Ce que cela change pour les investisseurs et le public
- Pour les investisseurs: la question n’est plus seulement la taille du marché, mais la crédibilité des hypothèses, le rythme de déploiement et la robustesse de la gouvernance financière.
- Pour le public: le contraste entre discours et réalisations visibles alimente la perception d’un projet déconnecté de ses promesses fondatrices.
- Pour le pays: NEOM reste une pièce maîtresse de la Vision 2030. Mais plus le calendrier glisse, plus le risque grandit de voir la confiance entamée et les coûts d’opportunité augmenter.
FAQ
Où se situe précisément NEOM et quelle est son ampleur territoriale?
NEOM se trouve dans le nord-ouest de l’Arabie saoudite, sur la côte de la mer Rouge, à la jonction de l’Égypte et de la Jordanie. Le périmètre annoncé couvre environ 26 500 km², soit l’équivalent d’un petit pays, avec des zones dédiées à l’industrie, à la recherche, au tourisme et à l’habitat.
Qu’est-ce qui rend The Line si différent d’une ville classique?
The Line propose une forme urbaine linéaire et compacte sans voitures ni routes, misant sur des transports ultra-rapides, des services à moins de cinq minutes, et une empreinte foncière réduite. L’objectif est de concentrer les fonctions de la ville pour diminuer les trajets et l’impact environnemental.
L’usine d’hydrogène annoncée peut-elle accélérer la crédibilité du projet?
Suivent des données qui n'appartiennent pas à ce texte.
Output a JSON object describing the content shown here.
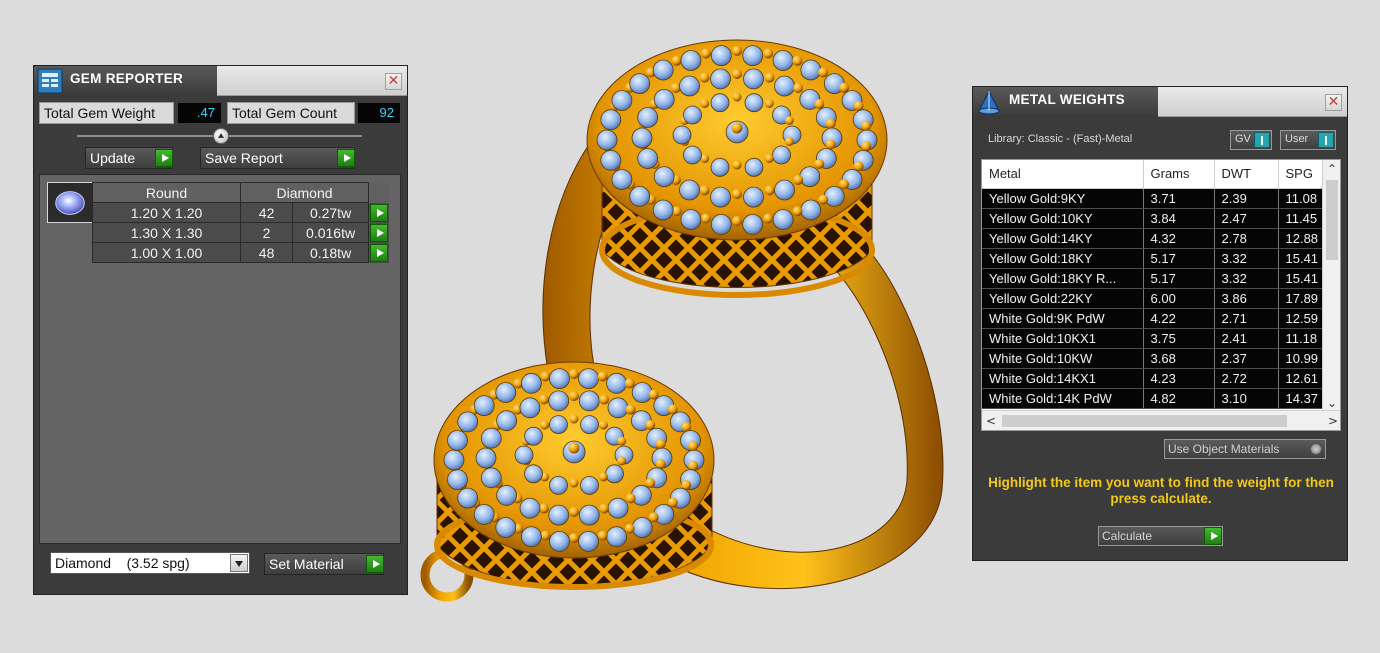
{
  "gem_reporter": {
    "title": "GEM REPORTER",
    "close_glyph": "✕",
    "total_weight_label": "Total Gem Weight",
    "total_weight_value": ".47",
    "total_count_label": "Total Gem Count",
    "total_count_value": "92",
    "update_label": "Update",
    "save_report_label": "Save Report",
    "table_headers": [
      "Round",
      "Diamond"
    ],
    "rows": [
      {
        "size": "1.20 X 1.20",
        "count": "42",
        "weight": "0.27tw"
      },
      {
        "size": "1.30 X 1.30",
        "count": "2",
        "weight": "0.016tw"
      },
      {
        "size": "1.00 X 1.00",
        "count": "48",
        "weight": "0.18tw"
      }
    ],
    "material_select": "Diamond    (3.52 spg)",
    "set_material_label": "Set Material"
  },
  "metal_weights": {
    "title": "METAL WEIGHTS",
    "close_glyph": "✕",
    "library_label": "Library: Classic - (Fast)-Metal",
    "toggle_gv": "GV",
    "toggle_user": "User",
    "columns": [
      "Metal",
      "Grams",
      "DWT",
      "SPG"
    ],
    "rows": [
      {
        "metal": "Yellow Gold:9KY",
        "grams": "3.71",
        "dwt": "2.39",
        "spg": "11.08"
      },
      {
        "metal": "Yellow Gold:10KY",
        "grams": "3.84",
        "dwt": "2.47",
        "spg": "11.45"
      },
      {
        "metal": "Yellow Gold:14KY",
        "grams": "4.32",
        "dwt": "2.78",
        "spg": "12.88"
      },
      {
        "metal": "Yellow Gold:18KY",
        "grams": "5.17",
        "dwt": "3.32",
        "spg": "15.41"
      },
      {
        "metal": "Yellow Gold:18KY R...",
        "grams": "5.17",
        "dwt": "3.32",
        "spg": "15.41"
      },
      {
        "metal": "Yellow Gold:22KY",
        "grams": "6.00",
        "dwt": "3.86",
        "spg": "17.89"
      },
      {
        "metal": "White Gold:9K PdW",
        "grams": "4.22",
        "dwt": "2.71",
        "spg": "12.59"
      },
      {
        "metal": "White Gold:10KX1",
        "grams": "3.75",
        "dwt": "2.41",
        "spg": "11.18"
      },
      {
        "metal": "White Gold:10KW",
        "grams": "3.68",
        "dwt": "2.37",
        "spg": "10.99"
      },
      {
        "metal": "White Gold:14KX1",
        "grams": "4.23",
        "dwt": "2.72",
        "spg": "12.61"
      },
      {
        "metal": "White Gold:14K PdW",
        "grams": "4.82",
        "dwt": "3.10",
        "spg": "14.37"
      }
    ],
    "scroll_up": "⌃",
    "scroll_down": "⌄",
    "scroll_left": "<",
    "scroll_right": ">",
    "use_object_materials_label": "Use Object Materials",
    "hint_text": "Highlight the item you want to find the weight for then press calculate.",
    "calculate_label": "Calculate"
  },
  "colors": {
    "panel_bg": "#3b3b3b",
    "value_cyan": "#2fd8ff",
    "hint_yellow": "#f2c916",
    "go_green": "#2f9d1c",
    "gold": "#e8a000",
    "gem_blue": "#8fb4e8"
  },
  "icons": [
    "gem-reporter-app-icon",
    "metal-weights-app-icon",
    "close-icon",
    "slider-knob-icon",
    "play-arrow-icon",
    "dropdown-arrow-icon",
    "gem-thumbnail-icon"
  ]
}
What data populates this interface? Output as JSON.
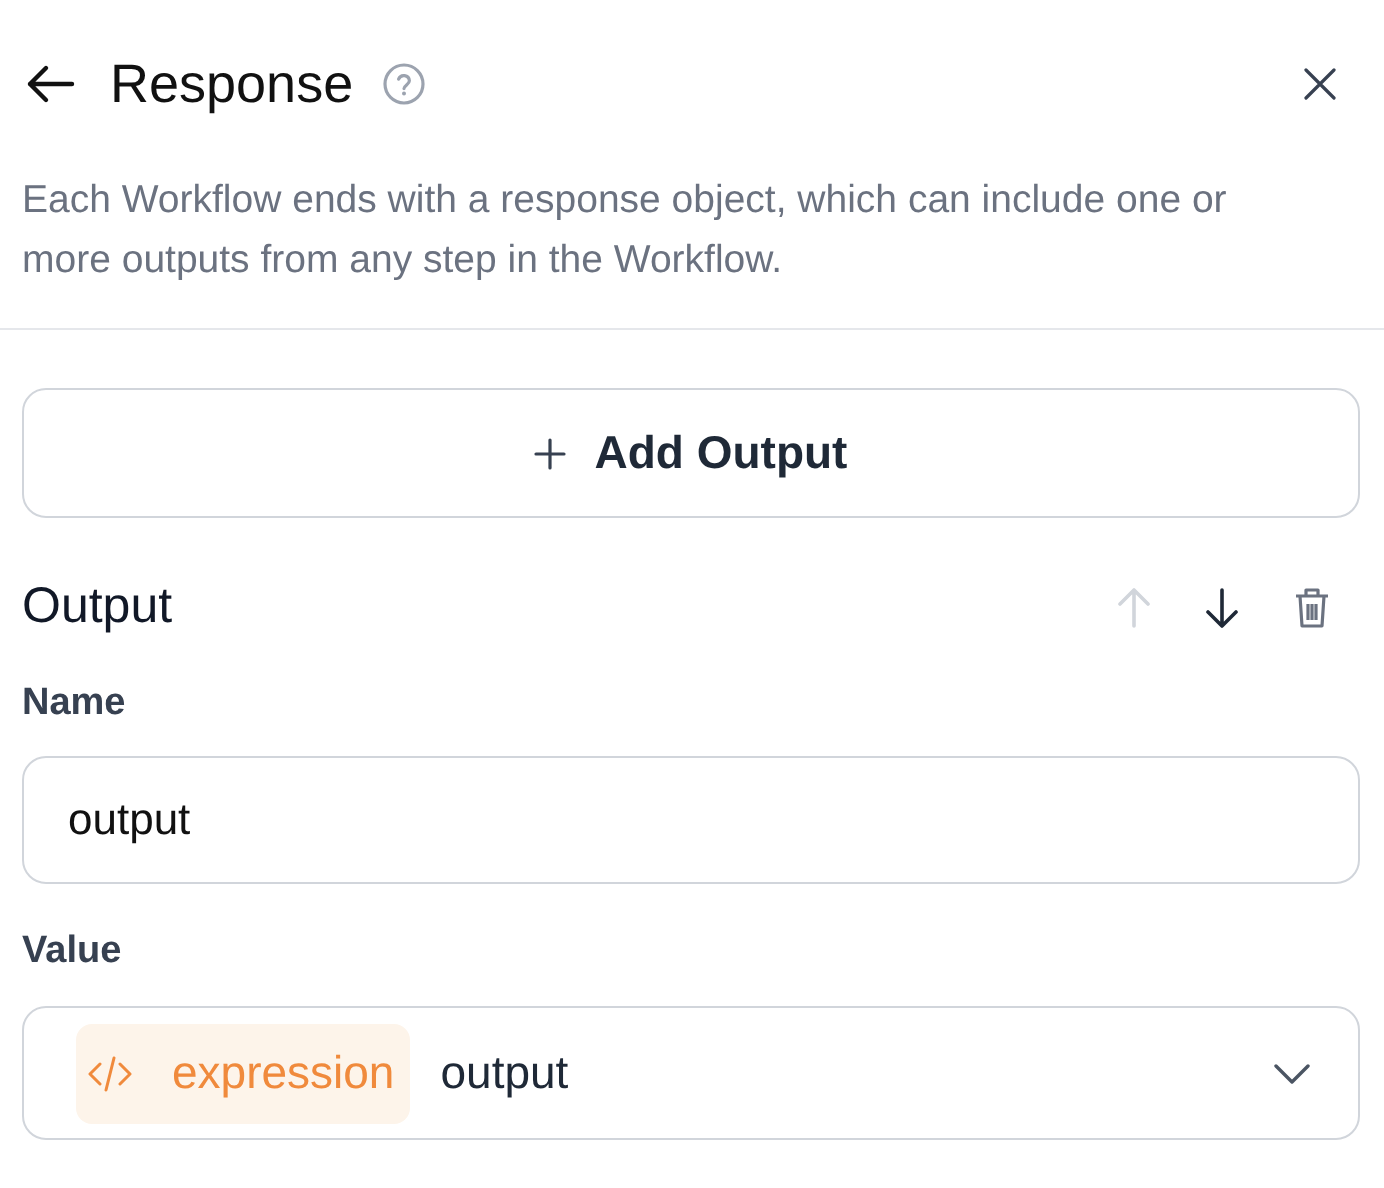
{
  "header": {
    "title": "Response"
  },
  "description": "Each Workflow ends with a response object, which can include one or more outputs from any step in the Workflow.",
  "add_button": {
    "label": "Add Output"
  },
  "output": {
    "title": "Output",
    "actions": [
      {
        "kind": "up",
        "disabled": true
      },
      {
        "kind": "down",
        "disabled": false
      },
      {
        "kind": "delete",
        "disabled": false
      }
    ],
    "name_field": {
      "label": "Name",
      "value": "output"
    },
    "value_field": {
      "label": "Value",
      "tag": "expression",
      "value": "output"
    }
  }
}
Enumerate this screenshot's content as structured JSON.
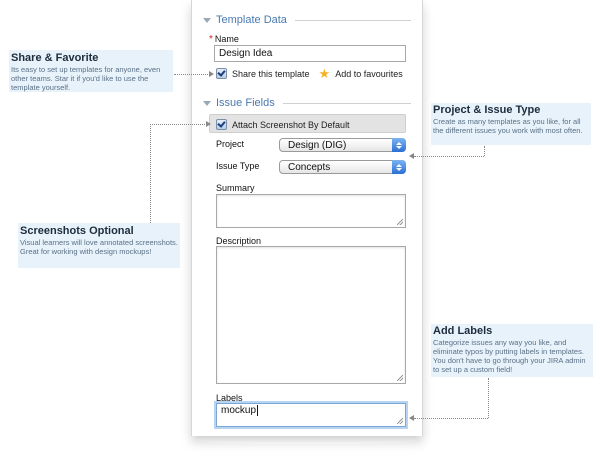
{
  "form": {
    "template_section": "Template Data",
    "name_label": "Name",
    "name_value": "Design Idea",
    "share_label": "Share this template",
    "favourite_label": "Add to favourites",
    "issue_section": "Issue Fields",
    "attach_label": "Attach Screenshot By Default",
    "project_label": "Project",
    "project_value": "Design (DIG)",
    "issue_type_label": "Issue Type",
    "issue_type_value": "Concepts",
    "summary_label": "Summary",
    "description_label": "Description",
    "labels_label": "Labels",
    "labels_value": "mockup"
  },
  "callouts": {
    "share": {
      "title": "Share & Favorite",
      "text": "Its easy to set up templates for anyone, even other teams. Star it if you'd like to use the template yourself."
    },
    "project": {
      "title": "Project & Issue Type",
      "text": "Create as many templates as you like, for all the different issues you work with most often."
    },
    "screenshots": {
      "title": "Screenshots Optional",
      "text": "Visual learners will love annotated screenshots. Great for working with design mockups!"
    },
    "labels": {
      "title": "Add Labels",
      "text": "Categorize issues any way you like, and eliminate typos by putting labels in templates. You don't have to go through your JIRA admin to set up a custom field!"
    }
  },
  "colors": {
    "accent": "#4a7ab0",
    "callout_bg": "#e8f2fb",
    "select_arrow": "#2b6fd4"
  }
}
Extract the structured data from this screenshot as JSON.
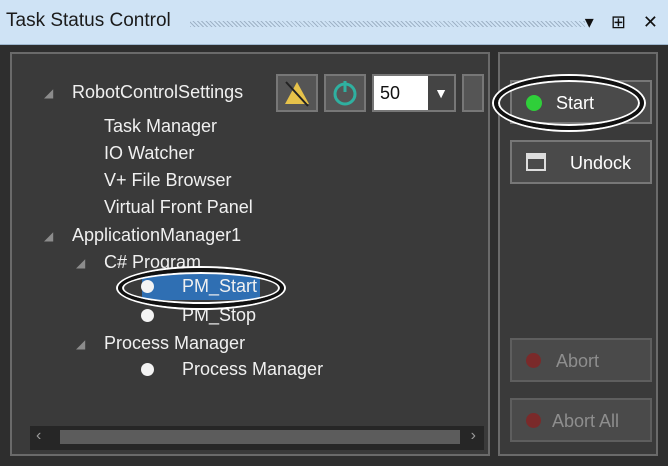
{
  "titlebar": {
    "title": "Task Status Control",
    "icons": "▾ ⊞ ✕"
  },
  "toolbar": {
    "combo_value": "50"
  },
  "tree": {
    "items": [
      {
        "label": "RobotControlSettings"
      },
      {
        "label": "Task Manager"
      },
      {
        "label": "IO Watcher"
      },
      {
        "label": "V+ File Browser"
      },
      {
        "label": "Virtual Front Panel"
      },
      {
        "label": "ApplicationManager1"
      },
      {
        "label": "C# Program"
      },
      {
        "label": "PM_Start"
      },
      {
        "label": "PM_Stop"
      },
      {
        "label": "Process Manager"
      },
      {
        "label": "Process Manager"
      }
    ]
  },
  "buttons": {
    "start": "Start",
    "undock": "Undock",
    "abort": "Abort",
    "abort_all": "Abort All"
  },
  "colors": {
    "titlebar": "#cfe3f5",
    "panel": "#3a3a3a",
    "selection": "#2f6fb3",
    "start_green": "#2fcf3a",
    "abort_red": "#7a2a2a"
  }
}
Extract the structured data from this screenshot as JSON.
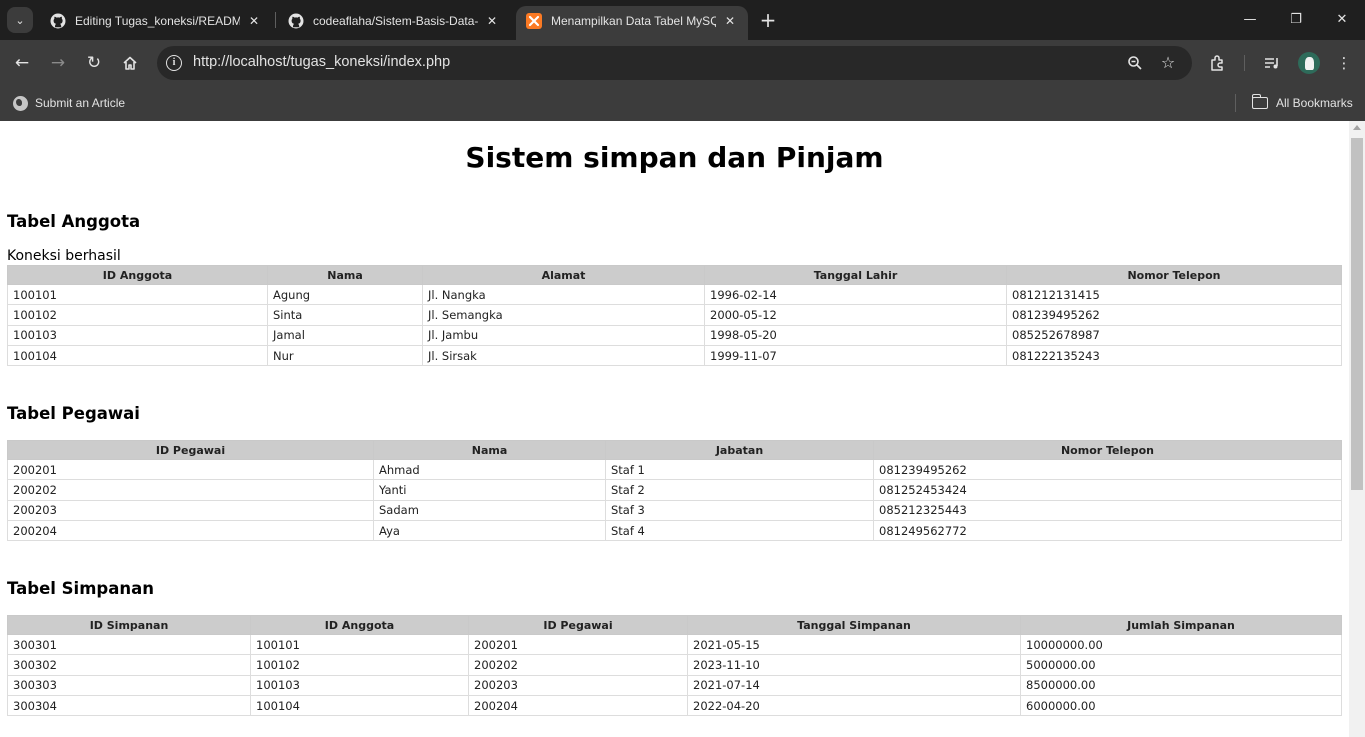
{
  "browser": {
    "tabs": [
      {
        "title": "Editing Tugas_koneksi/README",
        "icon": "github-icon"
      },
      {
        "title": "codeaflaha/Sistem-Basis-Data-",
        "icon": "github-icon"
      },
      {
        "title": "Menampilkan Data Tabel MySQL",
        "icon": "xampp-icon"
      }
    ],
    "url": "http://localhost/tugas_koneksi/index.php",
    "bookmarks": {
      "item": "Submit an Article",
      "all": "All Bookmarks"
    }
  },
  "page": {
    "title": "Sistem simpan dan Pinjam",
    "connection_message": "Koneksi berhasil",
    "anggota": {
      "heading": "Tabel Anggota",
      "headers": [
        "ID Anggota",
        "Nama",
        "Alamat",
        "Tanggal Lahir",
        "Nomor Telepon"
      ],
      "rows": [
        [
          "100101",
          "Agung",
          "Jl. Nangka",
          "1996-02-14",
          "081212131415"
        ],
        [
          "100102",
          "Sinta",
          "Jl. Semangka",
          "2000-05-12",
          "081239495262"
        ],
        [
          "100103",
          "Jamal",
          "Jl. Jambu",
          "1998-05-20",
          "085252678987"
        ],
        [
          "100104",
          "Nur",
          "Jl. Sirsak",
          "1999-11-07",
          "081222135243"
        ]
      ]
    },
    "pegawai": {
      "heading": "Tabel Pegawai",
      "headers": [
        "ID Pegawai",
        "Nama",
        "Jabatan",
        "Nomor Telepon"
      ],
      "rows": [
        [
          "200201",
          "Ahmad",
          "Staf 1",
          "081239495262"
        ],
        [
          "200202",
          "Yanti",
          "Staf 2",
          "081252453424"
        ],
        [
          "200203",
          "Sadam",
          "Staf 3",
          "085212325443"
        ],
        [
          "200204",
          "Aya",
          "Staf 4",
          "081249562772"
        ]
      ]
    },
    "simpanan": {
      "heading": "Tabel Simpanan",
      "headers": [
        "ID Simpanan",
        "ID Anggota",
        "ID Pegawai",
        "Tanggal Simpanan",
        "Jumlah Simpanan"
      ],
      "rows": [
        [
          "300301",
          "100101",
          "200201",
          "2021-05-15",
          "10000000.00"
        ],
        [
          "300302",
          "100102",
          "200202",
          "2023-11-10",
          "5000000.00"
        ],
        [
          "300303",
          "100103",
          "200203",
          "2021-07-14",
          "8500000.00"
        ],
        [
          "300304",
          "100104",
          "200204",
          "2022-04-20",
          "6000000.00"
        ]
      ]
    }
  }
}
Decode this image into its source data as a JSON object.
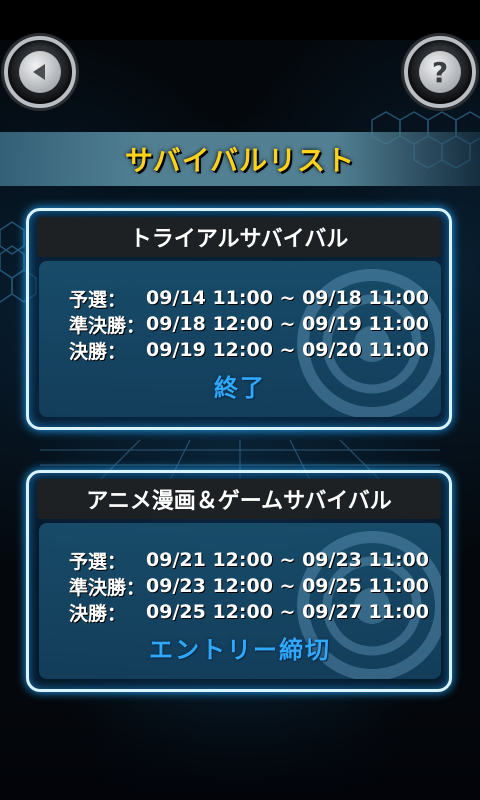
{
  "header": {
    "back_icon": "back-triangle-icon",
    "help_icon": "question-mark-icon",
    "help_glyph": "?"
  },
  "title": "サバイバルリスト",
  "colors": {
    "title": "#ffd21a",
    "status": "#2fa8ff",
    "card_border": "#d9f3ff",
    "card_glow": "#21a8ff"
  },
  "cards": [
    {
      "heading": "トライアルサバイバル",
      "rows": [
        {
          "label": "予選：",
          "time": "09/14 11:00 ~ 09/18 11:00"
        },
        {
          "label": "準決勝：",
          "time": "09/18 12:00 ~ 09/19 11:00"
        },
        {
          "label": "決勝：",
          "time": "09/19 12:00 ~ 09/20 11:00"
        }
      ],
      "status": "終了"
    },
    {
      "heading": "アニメ漫画＆ゲームサバイバル",
      "rows": [
        {
          "label": "予選：",
          "time": "09/21 12:00 ~ 09/23 11:00"
        },
        {
          "label": "準決勝：",
          "time": "09/23 12:00 ~ 09/25 11:00"
        },
        {
          "label": "決勝：",
          "time": "09/25 12:00 ~ 09/27 11:00"
        }
      ],
      "status": "エントリー締切"
    }
  ]
}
Une production d’environ 400 000 tonnes/an serait un jalon majeur pour l’hydrogène vert et pourrait attirer des partenaires industriels. Mais la crédibilité globale repose aussi sur les livrables urbains: logements, mobilité, services publics et intégration énergétique réelle.
Comment les risques financiers sont-ils généralement atténués dans ce type de mégaprojet?
Par des audits indépendants réguliers, une transparence accrue sur les coûts, des contrats par phases avec jalons mesurables, et une diversification des sources de financement (fonds souverain, capitaux privés, partenariats technologiques) pour partager risques et responsabilités.
Que faut-il surveiller dans les 12 à 24 prochains mois?
- Des preuves concrètes de mise en service: unités d’hydrogène, tronçons opérationnels, premiers habitants.
- Des mises à jour financières détaillées et vérifiables.
- Un calendrier de déploiement réaliste pour The Line et les infrastructures clés.
- La stabilité de l’équipe dirigeante et la qualité de la gouvernance opérationnelle.